Sappiamo però che una corretta pianificazione degli investimenti deve iniziare ben prima del momento in cui si decide di procedere con primi costi. Per questo motivo, essendo probabilmente il 2023 un anno contraddistinto da fondamentali macroeconomici non ottimali per prendere nuove posizioni impegnative (in termini di inserimento in nuovi mercati o di commitment per nuovi investimenti), si ritiene che le aziende possano sfruttare la fase attuale per studiare e pianificare adeguatamente il proprio step evolutivo, che difficilmente potrà  prescindere da un adeguato presidio del leit motiv del periodo pandemico e post-pandemico: la digitalizzazione dei propri processi produttivi e distributivi. In questa ottica, diventa cruciale anche l’assunzione di risorse umane specialistiche che abbiano la capacità  di innovare le aziende che operano in settori tradizionali, andando a pescare dal bacino universitario delle cosiddette lauree STEM (science, technology, engineering and mathematics), ossia l’insieme delle discipline indispensabili per aspirare al successo lavorativo nel prossimo futuro e per contribuire ad affrontare con armi adeguate le grandi sfide che le nostre realtà  imprenditoriali si trovano di fronte.

Infine, non si può non citare la necessità  arcinota delle imprese italiane di mirare ad una crescita dimensionale.

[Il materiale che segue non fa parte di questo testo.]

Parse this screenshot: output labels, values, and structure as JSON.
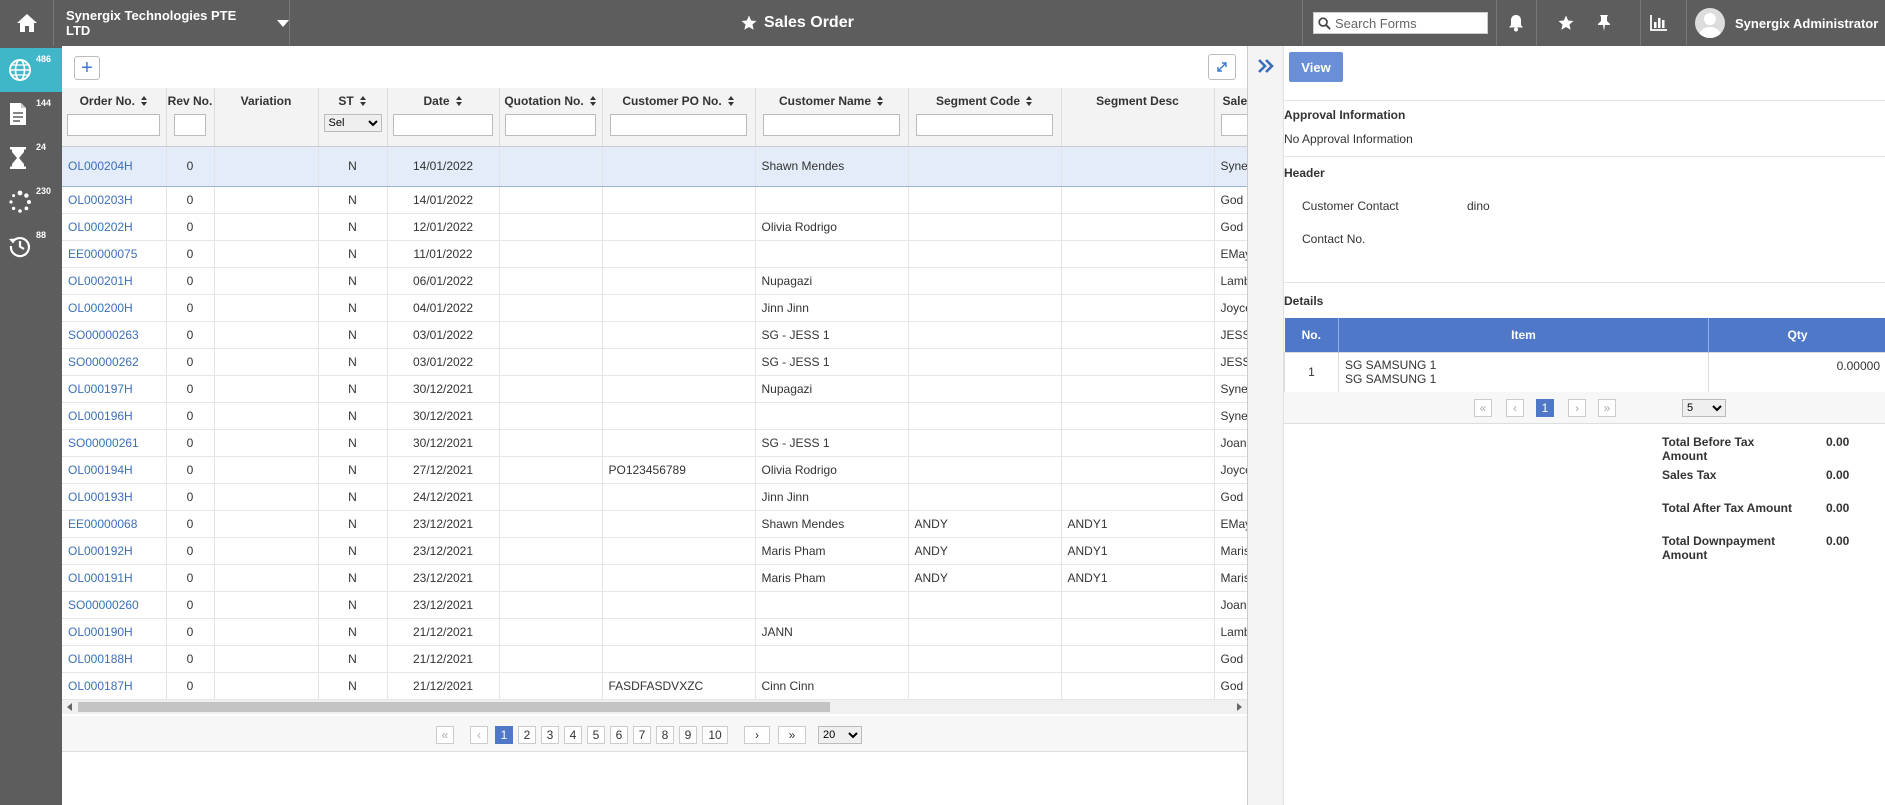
{
  "topbar": {
    "company": "Synergix Technologies PTE LTD",
    "title": "Sales Order",
    "search_placeholder": "Search Forms",
    "user": "Synergix Administrator"
  },
  "sidebar": {
    "items": [
      {
        "icon": "globe-icon",
        "badge": "486"
      },
      {
        "icon": "document-icon",
        "badge": "144"
      },
      {
        "icon": "hourglass-icon",
        "badge": "24"
      },
      {
        "icon": "spinner-icon",
        "badge": "230"
      },
      {
        "icon": "history-icon",
        "badge": "88"
      }
    ]
  },
  "toolbar": {
    "add_label": "+"
  },
  "grid": {
    "columns": [
      "Order No.",
      "Rev No.",
      "Variation",
      "ST",
      "Date",
      "Quotation No.",
      "Customer PO No.",
      "Customer Name",
      "Segment Code",
      "Segment Desc",
      "Sales"
    ],
    "st_filter_selected": "Sel",
    "rows": [
      {
        "order": "OL000204H",
        "rev": "0",
        "variation": "",
        "st": "N",
        "date": "14/01/2022",
        "quotation": "",
        "po": "",
        "customer": "Shawn Mendes",
        "seg_code": "",
        "seg_desc": "",
        "sales": "Syne Admi"
      },
      {
        "order": "OL000203H",
        "rev": "0",
        "variation": "",
        "st": "N",
        "date": "14/01/2022",
        "quotation": "",
        "po": "",
        "customer": "",
        "seg_code": "",
        "seg_desc": "",
        "sales": "God"
      },
      {
        "order": "OL000202H",
        "rev": "0",
        "variation": "",
        "st": "N",
        "date": "12/01/2022",
        "quotation": "",
        "po": "",
        "customer": "Olivia Rodrigo",
        "seg_code": "",
        "seg_desc": "",
        "sales": "God"
      },
      {
        "order": "EE00000075",
        "rev": "0",
        "variation": "",
        "st": "N",
        "date": "11/01/2022",
        "quotation": "",
        "po": "",
        "customer": "",
        "seg_code": "",
        "seg_desc": "",
        "sales": "EMay"
      },
      {
        "order": "OL000201H",
        "rev": "0",
        "variation": "",
        "st": "N",
        "date": "06/01/2022",
        "quotation": "",
        "po": "",
        "customer": "Nupagazi",
        "seg_code": "",
        "seg_desc": "",
        "sales": "Lamb"
      },
      {
        "order": "OL000200H",
        "rev": "0",
        "variation": "",
        "st": "N",
        "date": "04/01/2022",
        "quotation": "",
        "po": "",
        "customer": "Jinn Jinn",
        "seg_code": "",
        "seg_desc": "",
        "sales": "Joyce"
      },
      {
        "order": "SO00000263",
        "rev": "0",
        "variation": "",
        "st": "N",
        "date": "03/01/2022",
        "quotation": "",
        "po": "",
        "customer": "SG - JESS 1",
        "seg_code": "",
        "seg_desc": "",
        "sales": "JESS"
      },
      {
        "order": "SO00000262",
        "rev": "0",
        "variation": "",
        "st": "N",
        "date": "03/01/2022",
        "quotation": "",
        "po": "",
        "customer": "SG - JESS 1",
        "seg_code": "",
        "seg_desc": "",
        "sales": "JESS"
      },
      {
        "order": "OL000197H",
        "rev": "0",
        "variation": "",
        "st": "N",
        "date": "30/12/2021",
        "quotation": "",
        "po": "",
        "customer": "Nupagazi",
        "seg_code": "",
        "seg_desc": "",
        "sales": "Syne"
      },
      {
        "order": "OL000196H",
        "rev": "0",
        "variation": "",
        "st": "N",
        "date": "30/12/2021",
        "quotation": "",
        "po": "",
        "customer": "",
        "seg_code": "",
        "seg_desc": "",
        "sales": "Syne"
      },
      {
        "order": "SO00000261",
        "rev": "0",
        "variation": "",
        "st": "N",
        "date": "30/12/2021",
        "quotation": "",
        "po": "",
        "customer": "SG - JESS 1",
        "seg_code": "",
        "seg_desc": "",
        "sales": "Joan"
      },
      {
        "order": "OL000194H",
        "rev": "0",
        "variation": "",
        "st": "N",
        "date": "27/12/2021",
        "quotation": "",
        "po": "PO123456789",
        "customer": "Olivia Rodrigo",
        "seg_code": "",
        "seg_desc": "",
        "sales": "Joyce"
      },
      {
        "order": "OL000193H",
        "rev": "0",
        "variation": "",
        "st": "N",
        "date": "24/12/2021",
        "quotation": "",
        "po": "",
        "customer": "Jinn Jinn",
        "seg_code": "",
        "seg_desc": "",
        "sales": "God"
      },
      {
        "order": "EE00000068",
        "rev": "0",
        "variation": "",
        "st": "N",
        "date": "23/12/2021",
        "quotation": "",
        "po": "",
        "customer": "Shawn Mendes",
        "seg_code": "ANDY",
        "seg_desc": "ANDY1",
        "sales": "EMay"
      },
      {
        "order": "OL000192H",
        "rev": "0",
        "variation": "",
        "st": "N",
        "date": "23/12/2021",
        "quotation": "",
        "po": "",
        "customer": "Maris Pham",
        "seg_code": "ANDY",
        "seg_desc": "ANDY1",
        "sales": "Maris"
      },
      {
        "order": "OL000191H",
        "rev": "0",
        "variation": "",
        "st": "N",
        "date": "23/12/2021",
        "quotation": "",
        "po": "",
        "customer": "Maris Pham",
        "seg_code": "ANDY",
        "seg_desc": "ANDY1",
        "sales": "Maris"
      },
      {
        "order": "SO00000260",
        "rev": "0",
        "variation": "",
        "st": "N",
        "date": "23/12/2021",
        "quotation": "",
        "po": "",
        "customer": "",
        "seg_code": "",
        "seg_desc": "",
        "sales": "Joan"
      },
      {
        "order": "OL000190H",
        "rev": "0",
        "variation": "",
        "st": "N",
        "date": "21/12/2021",
        "quotation": "",
        "po": "",
        "customer": "JANN",
        "seg_code": "",
        "seg_desc": "",
        "sales": "Lamb"
      },
      {
        "order": "OL000188H",
        "rev": "0",
        "variation": "",
        "st": "N",
        "date": "21/12/2021",
        "quotation": "",
        "po": "",
        "customer": "",
        "seg_code": "",
        "seg_desc": "",
        "sales": "God"
      },
      {
        "order": "OL000187H",
        "rev": "0",
        "variation": "",
        "st": "N",
        "date": "21/12/2021",
        "quotation": "",
        "po": "FASDFASDVXZC",
        "customer": "Cinn Cinn",
        "seg_code": "",
        "seg_desc": "",
        "sales": "God"
      }
    ]
  },
  "pager": {
    "first": "«",
    "prev": "‹",
    "next": "›",
    "last": "»",
    "pages": [
      "1",
      "2",
      "3",
      "4",
      "5",
      "6",
      "7",
      "8",
      "9",
      "10"
    ],
    "current": "1",
    "page_size": "20"
  },
  "panel": {
    "view_label": "View",
    "approval_heading": "Approval Information",
    "approval_text": "No Approval Information",
    "header_heading": "Header",
    "customer_contact_label": "Customer Contact",
    "customer_contact_value": "dino",
    "contact_no_label": "Contact No.",
    "details_heading": "Details",
    "detail_columns": [
      "No.",
      "Item",
      "Qty"
    ],
    "detail_rows": [
      {
        "no": "1",
        "item_line1": "SG SAMSUNG 1",
        "item_line2": "SG SAMSUNG 1",
        "qty": "0.00000"
      }
    ],
    "detail_pager": {
      "first": "«",
      "prev": "‹",
      "page": "1",
      "next": "›",
      "last": "»",
      "page_size": "5"
    },
    "totals": [
      {
        "label": "Total Before Tax Amount",
        "value": "0.00"
      },
      {
        "label": "Sales Tax",
        "value": "0.00"
      },
      {
        "label": "Total After Tax Amount",
        "value": "0.00"
      },
      {
        "label": "Total Downpayment Amount",
        "value": "0.00"
      }
    ]
  },
  "colors": {
    "topbar": "#5d5d5d",
    "sidebar_active": "#3fb7c8",
    "link": "#3b6fb8",
    "accent": "#4f79c8"
  }
}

La compressione dei margini, spinta ultimamente anche dall’ampliamento dei mercati causato per molti operatori dall’impulso del commercio digitale, rende sempre più evidente la difficoltà  di sopravvivenza in assenza di dimensioni adeguate. Questo è un tema storico per le imprese italiane, la cui impellenza è sempre più evidente. È sempre più necessario il superamento delle barriere culturali tipiche di certa imprenditoria familiare, aprendo il terreno ad operazioni che consentano una crescita per linee esterne (operazioni di M&A) o per linee interne (ricorrendo alle variegate forme di finanziamento che il mercato bancario ed il mercato fintech sono ormai in grado di offrire).